Pour l’auteure, ces récits sont une forme d’enseignement transmise d’une génération à l’autre ; ils permettent de découvrir la relation de la femme kabyle avec l’homme durant la période précoloniale. Les conteuses nous racontent un des aspects de la vie familiale kabyle, celui où les hommes exigeaient des femmes qu’elles aient des garçons dans le but de renforcer la famille… Selon ces contes, le pouvoir d’une famille dépend du nombre de ses garçons. Dans ces mêmes textes, la fécondité représente à la fois la seule source de pouvoir possible et d’enrichissement pour les hommes kabyles. La situation entre l’homme et la femme est inégalitaire. Les femmes qui ne sont nullement dupes de l’inégalité imposée par les hommes refusent de se soumettre à cet état en utilisant leurs propres armes. Dans les histoires qu’elles narrent à leurs enfants, elles détaillent les dysfonctionnements sociaux dont elles sont victimes. Car leur objectif est d’influencer les futurs comportements de leurs enfants. Ainsi, les femmes kabyles usent des personnages de femmes subversives, malfaisantes et violentes. Ces femmes, tel le personnage de Teryel, sont la personnification de l’anti-femme, celle qui refuse de s’asservir à la communauté des hommes. Teryel vit dans la nature sauvage et se plaît à dévorer de jeunes garçons. C’est une femme indépendante, sans homme. Elle manifeste toujours son refus de la procréation de garçons. Pour transgresser l’exigence masculine, elle n’a qu’une seule fille « la belle Nouja ». D’autres rôles de personnages effrayants masculins qui ont été féminisés sont présents dans ces contes. Nous pouvons citer le dragon des fontaines détenteur de l’eau surgissant d’une fontaine sous la forme de l’ « hydre ». Féminisé, il devient Talafsa, la dispensatrice de l’eau féconde. Cette hydre kabyle exige des villageois, propriétaires de la fontaine, de lui livrer chaque année une vierge, faute de quoi, elle retiendra l’eau dont s’alimente le village. Elle est, tout autant que Teryel, la personnification d’une féminité dévorante.

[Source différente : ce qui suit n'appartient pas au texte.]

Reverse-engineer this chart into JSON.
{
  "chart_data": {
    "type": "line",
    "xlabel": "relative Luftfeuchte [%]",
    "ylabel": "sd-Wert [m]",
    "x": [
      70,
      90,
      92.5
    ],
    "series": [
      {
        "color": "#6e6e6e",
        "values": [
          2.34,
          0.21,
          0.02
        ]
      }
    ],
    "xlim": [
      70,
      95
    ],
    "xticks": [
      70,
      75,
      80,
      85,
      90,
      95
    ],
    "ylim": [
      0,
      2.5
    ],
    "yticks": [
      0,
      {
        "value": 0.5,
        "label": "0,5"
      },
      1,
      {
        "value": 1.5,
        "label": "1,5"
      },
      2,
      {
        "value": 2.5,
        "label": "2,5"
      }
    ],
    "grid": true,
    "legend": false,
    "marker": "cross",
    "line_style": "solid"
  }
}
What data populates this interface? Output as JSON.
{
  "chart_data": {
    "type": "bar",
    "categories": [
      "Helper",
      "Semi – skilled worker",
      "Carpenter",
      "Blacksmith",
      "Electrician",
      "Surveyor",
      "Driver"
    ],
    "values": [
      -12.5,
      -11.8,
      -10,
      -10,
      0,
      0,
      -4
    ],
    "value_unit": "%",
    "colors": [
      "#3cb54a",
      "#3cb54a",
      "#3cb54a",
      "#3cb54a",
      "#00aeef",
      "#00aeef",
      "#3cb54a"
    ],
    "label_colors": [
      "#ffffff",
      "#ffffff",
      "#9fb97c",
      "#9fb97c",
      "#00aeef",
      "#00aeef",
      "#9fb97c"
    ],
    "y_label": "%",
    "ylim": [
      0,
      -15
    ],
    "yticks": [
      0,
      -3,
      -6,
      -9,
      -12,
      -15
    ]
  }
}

Le répertoire féminin offre une autre forme féminine ; c’est celle d’une femme qui ose défier les hommes, Tadellala. Son nom est la féminisation de « colporteur ». Elle concurrence les hommes sur leurs propres territoires comme le marché et investit des domaines qui sont interdits aux femmes comme le cortège funèbre... Elle n’est pas un ogre dévorant comme Teryel et Talafsa, mais une femme audacieuse qui ose défier l’autorité du sultan lui-même en devenant elle-même sultan. Elle est féconde, mais n’enfante que des filles. Elle vit sans mari, libre de toute dépendance masculine.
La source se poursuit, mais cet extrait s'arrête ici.